Quick Start with Examples

Greetings, Java Developer!

My name is Jeffrey, and I’ll be your guide today to show you some interesting features of my application. Let’s go straight to the point, I don’t want to waste your time. It’s Profile-time!

I’m mainly focused on profiling Java application and JFR recordings. Therefore, I prepared a testing application
and created a couple JFR profiles to start up quickly with some examples.

Initial Information

Tested Application

  • https://github.com/petrbouda/jeffrey-testapp
  • simple multi-threaded web application for storing and fetching information about persons
  • the app is full of inefficiencies to have some interesting info in the recording
  • database is started as a testcontainer (CockroachDB) directly from the app (to simulation waiting/parking)
  • from time to time the application parks itself, stores and loads data from disk and copy it back to DB on a single thread
  • there are two recordings:
    • direct - JSON is serialized/deserialized directly to/from Java Object
    • dom - JSON si serialized/deserialized to JSON DOM (Jackson’s JsonNode), then from DOM to Java Object

Recording x Profile

  • recording - a concrete generated JFR file
  • profile - data under investigation generated from JFR file
    • currently, there is 1:1 relationship between Recording and Profile
    • in the future, the profile can be just a part of the recording, or merged from several recordings

Primary & Secondary Profiles

  • primary - the main profile selected at the very beginning (the blue one in the header)
  • secondary - the profile that is used for differential flamegraphs/sub-second graphs (the grey one in the header)

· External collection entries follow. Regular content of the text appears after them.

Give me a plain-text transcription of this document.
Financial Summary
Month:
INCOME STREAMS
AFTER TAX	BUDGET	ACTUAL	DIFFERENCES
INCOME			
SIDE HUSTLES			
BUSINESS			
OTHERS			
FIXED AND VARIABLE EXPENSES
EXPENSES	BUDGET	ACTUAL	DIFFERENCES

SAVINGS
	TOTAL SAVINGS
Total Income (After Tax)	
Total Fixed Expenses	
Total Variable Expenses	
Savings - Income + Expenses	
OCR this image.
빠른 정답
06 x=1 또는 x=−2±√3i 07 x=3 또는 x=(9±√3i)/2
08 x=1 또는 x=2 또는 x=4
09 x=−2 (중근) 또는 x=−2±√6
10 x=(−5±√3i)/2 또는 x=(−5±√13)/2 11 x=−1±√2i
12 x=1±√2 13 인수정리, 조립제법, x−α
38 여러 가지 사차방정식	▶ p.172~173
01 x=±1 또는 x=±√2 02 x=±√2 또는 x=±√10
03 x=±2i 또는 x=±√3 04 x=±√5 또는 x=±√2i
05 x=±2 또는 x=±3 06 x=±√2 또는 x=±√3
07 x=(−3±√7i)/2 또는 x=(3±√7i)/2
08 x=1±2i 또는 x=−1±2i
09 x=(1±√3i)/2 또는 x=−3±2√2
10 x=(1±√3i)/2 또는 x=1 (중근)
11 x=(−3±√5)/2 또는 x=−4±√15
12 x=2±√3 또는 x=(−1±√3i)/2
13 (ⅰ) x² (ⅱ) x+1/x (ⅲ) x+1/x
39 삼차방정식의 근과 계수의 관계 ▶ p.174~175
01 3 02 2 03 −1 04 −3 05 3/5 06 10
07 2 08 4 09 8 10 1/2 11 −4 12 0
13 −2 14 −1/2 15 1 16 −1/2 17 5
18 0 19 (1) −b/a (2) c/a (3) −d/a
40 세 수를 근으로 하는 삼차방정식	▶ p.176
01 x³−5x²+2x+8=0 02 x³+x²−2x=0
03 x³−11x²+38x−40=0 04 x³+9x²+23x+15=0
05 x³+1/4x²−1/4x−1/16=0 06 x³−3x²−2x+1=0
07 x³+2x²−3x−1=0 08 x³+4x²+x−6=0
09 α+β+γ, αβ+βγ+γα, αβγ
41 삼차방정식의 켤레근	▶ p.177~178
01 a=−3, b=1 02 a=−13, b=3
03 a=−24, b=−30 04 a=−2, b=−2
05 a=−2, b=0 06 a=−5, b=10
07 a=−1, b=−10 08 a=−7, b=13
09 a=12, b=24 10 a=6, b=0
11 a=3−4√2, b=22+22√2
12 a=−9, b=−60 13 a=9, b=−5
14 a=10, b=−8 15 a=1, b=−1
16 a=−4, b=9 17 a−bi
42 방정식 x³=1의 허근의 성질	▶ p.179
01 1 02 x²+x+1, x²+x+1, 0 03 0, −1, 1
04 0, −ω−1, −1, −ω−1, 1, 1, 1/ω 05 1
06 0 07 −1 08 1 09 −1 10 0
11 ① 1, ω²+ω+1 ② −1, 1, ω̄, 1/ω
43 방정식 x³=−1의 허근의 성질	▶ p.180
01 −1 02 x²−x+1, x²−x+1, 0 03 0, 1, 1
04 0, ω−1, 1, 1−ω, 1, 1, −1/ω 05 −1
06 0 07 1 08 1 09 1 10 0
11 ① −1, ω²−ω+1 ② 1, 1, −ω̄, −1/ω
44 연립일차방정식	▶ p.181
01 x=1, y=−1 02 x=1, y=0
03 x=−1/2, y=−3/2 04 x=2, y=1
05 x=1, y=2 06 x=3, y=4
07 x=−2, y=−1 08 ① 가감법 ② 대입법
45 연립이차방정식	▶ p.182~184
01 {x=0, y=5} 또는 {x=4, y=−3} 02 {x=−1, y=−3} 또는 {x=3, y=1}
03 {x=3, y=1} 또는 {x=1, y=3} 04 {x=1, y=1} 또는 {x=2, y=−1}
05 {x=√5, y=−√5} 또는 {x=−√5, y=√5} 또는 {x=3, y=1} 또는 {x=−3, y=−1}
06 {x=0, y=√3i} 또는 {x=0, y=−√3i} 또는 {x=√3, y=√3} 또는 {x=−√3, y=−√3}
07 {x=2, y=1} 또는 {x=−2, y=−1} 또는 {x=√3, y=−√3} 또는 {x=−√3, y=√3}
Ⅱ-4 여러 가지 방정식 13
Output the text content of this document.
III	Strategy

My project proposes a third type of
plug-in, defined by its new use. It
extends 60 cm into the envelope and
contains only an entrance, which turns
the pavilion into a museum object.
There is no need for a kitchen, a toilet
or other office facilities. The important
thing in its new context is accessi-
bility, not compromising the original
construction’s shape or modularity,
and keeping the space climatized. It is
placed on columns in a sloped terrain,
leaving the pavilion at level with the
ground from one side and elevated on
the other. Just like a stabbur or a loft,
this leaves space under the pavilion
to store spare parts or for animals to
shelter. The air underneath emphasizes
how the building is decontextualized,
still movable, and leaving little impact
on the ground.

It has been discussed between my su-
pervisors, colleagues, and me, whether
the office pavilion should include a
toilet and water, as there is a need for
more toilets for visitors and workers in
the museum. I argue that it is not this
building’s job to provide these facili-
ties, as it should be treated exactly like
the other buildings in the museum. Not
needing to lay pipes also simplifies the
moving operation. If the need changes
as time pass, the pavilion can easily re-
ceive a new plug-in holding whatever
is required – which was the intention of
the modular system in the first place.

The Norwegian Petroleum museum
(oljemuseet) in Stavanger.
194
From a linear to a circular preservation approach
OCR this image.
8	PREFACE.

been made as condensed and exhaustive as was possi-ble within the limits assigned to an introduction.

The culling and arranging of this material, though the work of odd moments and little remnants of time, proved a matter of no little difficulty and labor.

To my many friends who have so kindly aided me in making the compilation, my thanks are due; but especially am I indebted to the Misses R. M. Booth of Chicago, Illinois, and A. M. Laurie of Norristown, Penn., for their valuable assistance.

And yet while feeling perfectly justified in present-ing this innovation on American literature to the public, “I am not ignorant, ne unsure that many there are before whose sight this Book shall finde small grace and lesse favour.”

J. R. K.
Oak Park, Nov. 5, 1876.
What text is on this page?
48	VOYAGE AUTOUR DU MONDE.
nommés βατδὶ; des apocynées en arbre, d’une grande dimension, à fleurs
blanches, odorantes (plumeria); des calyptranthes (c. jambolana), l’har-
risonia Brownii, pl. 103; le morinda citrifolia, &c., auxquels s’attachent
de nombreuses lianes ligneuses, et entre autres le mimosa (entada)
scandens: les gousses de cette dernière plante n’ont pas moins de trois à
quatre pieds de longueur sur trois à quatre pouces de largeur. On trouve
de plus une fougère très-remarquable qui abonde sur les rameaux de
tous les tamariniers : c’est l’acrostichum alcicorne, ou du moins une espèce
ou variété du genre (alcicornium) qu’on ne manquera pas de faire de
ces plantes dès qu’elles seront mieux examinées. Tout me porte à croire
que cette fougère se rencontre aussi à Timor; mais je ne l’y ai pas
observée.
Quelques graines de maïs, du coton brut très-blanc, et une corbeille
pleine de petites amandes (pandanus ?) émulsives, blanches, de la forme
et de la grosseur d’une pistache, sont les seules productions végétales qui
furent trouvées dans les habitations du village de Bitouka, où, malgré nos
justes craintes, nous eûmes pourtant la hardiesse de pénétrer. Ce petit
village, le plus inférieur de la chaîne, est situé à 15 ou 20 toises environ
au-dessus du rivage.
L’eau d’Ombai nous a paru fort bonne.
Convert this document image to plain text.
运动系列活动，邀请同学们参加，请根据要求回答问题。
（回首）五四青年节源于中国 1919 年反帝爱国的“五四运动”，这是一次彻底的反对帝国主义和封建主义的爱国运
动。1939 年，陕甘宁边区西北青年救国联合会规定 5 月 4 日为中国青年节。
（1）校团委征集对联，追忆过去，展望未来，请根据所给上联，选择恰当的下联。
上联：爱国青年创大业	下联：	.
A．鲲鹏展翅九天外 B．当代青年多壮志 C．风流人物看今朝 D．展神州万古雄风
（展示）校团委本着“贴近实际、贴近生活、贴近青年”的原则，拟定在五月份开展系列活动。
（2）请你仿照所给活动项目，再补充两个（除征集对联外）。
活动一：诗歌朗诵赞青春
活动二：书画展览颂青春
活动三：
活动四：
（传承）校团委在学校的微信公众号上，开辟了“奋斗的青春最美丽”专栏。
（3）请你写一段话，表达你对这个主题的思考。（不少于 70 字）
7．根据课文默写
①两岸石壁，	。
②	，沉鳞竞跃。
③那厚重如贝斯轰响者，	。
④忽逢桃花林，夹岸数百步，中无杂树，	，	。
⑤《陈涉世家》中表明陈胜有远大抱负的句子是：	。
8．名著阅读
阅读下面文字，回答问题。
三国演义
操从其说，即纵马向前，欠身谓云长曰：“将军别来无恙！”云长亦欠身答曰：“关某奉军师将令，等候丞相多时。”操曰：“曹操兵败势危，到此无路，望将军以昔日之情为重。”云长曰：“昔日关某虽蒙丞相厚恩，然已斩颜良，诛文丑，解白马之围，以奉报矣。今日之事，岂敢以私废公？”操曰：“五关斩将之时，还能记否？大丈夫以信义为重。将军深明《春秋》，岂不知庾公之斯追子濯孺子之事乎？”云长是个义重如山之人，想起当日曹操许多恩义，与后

Select the right tool for your use-case

There are actually two versions of Jeffrey:

Jeffrey Application

It’s a web-based application containing all available features. Run it locally to discover what your recordings hiding from you :)

Jeffrey CLI

Useful tool for your terminal to quickly create graphs and analyze your recordings. It generates a single HTML file with the graph all needed data to visualize it properly. However, some features are very dynamic and cannot be used in this mode, for example:

  • Dynamic searching in Timeseries Graph (it’s doable via command-line parameter) is not provided.
  • Sub-second Graph cannot automatically generate a Flamegraph. However, it generates a command to generate it from the terminal.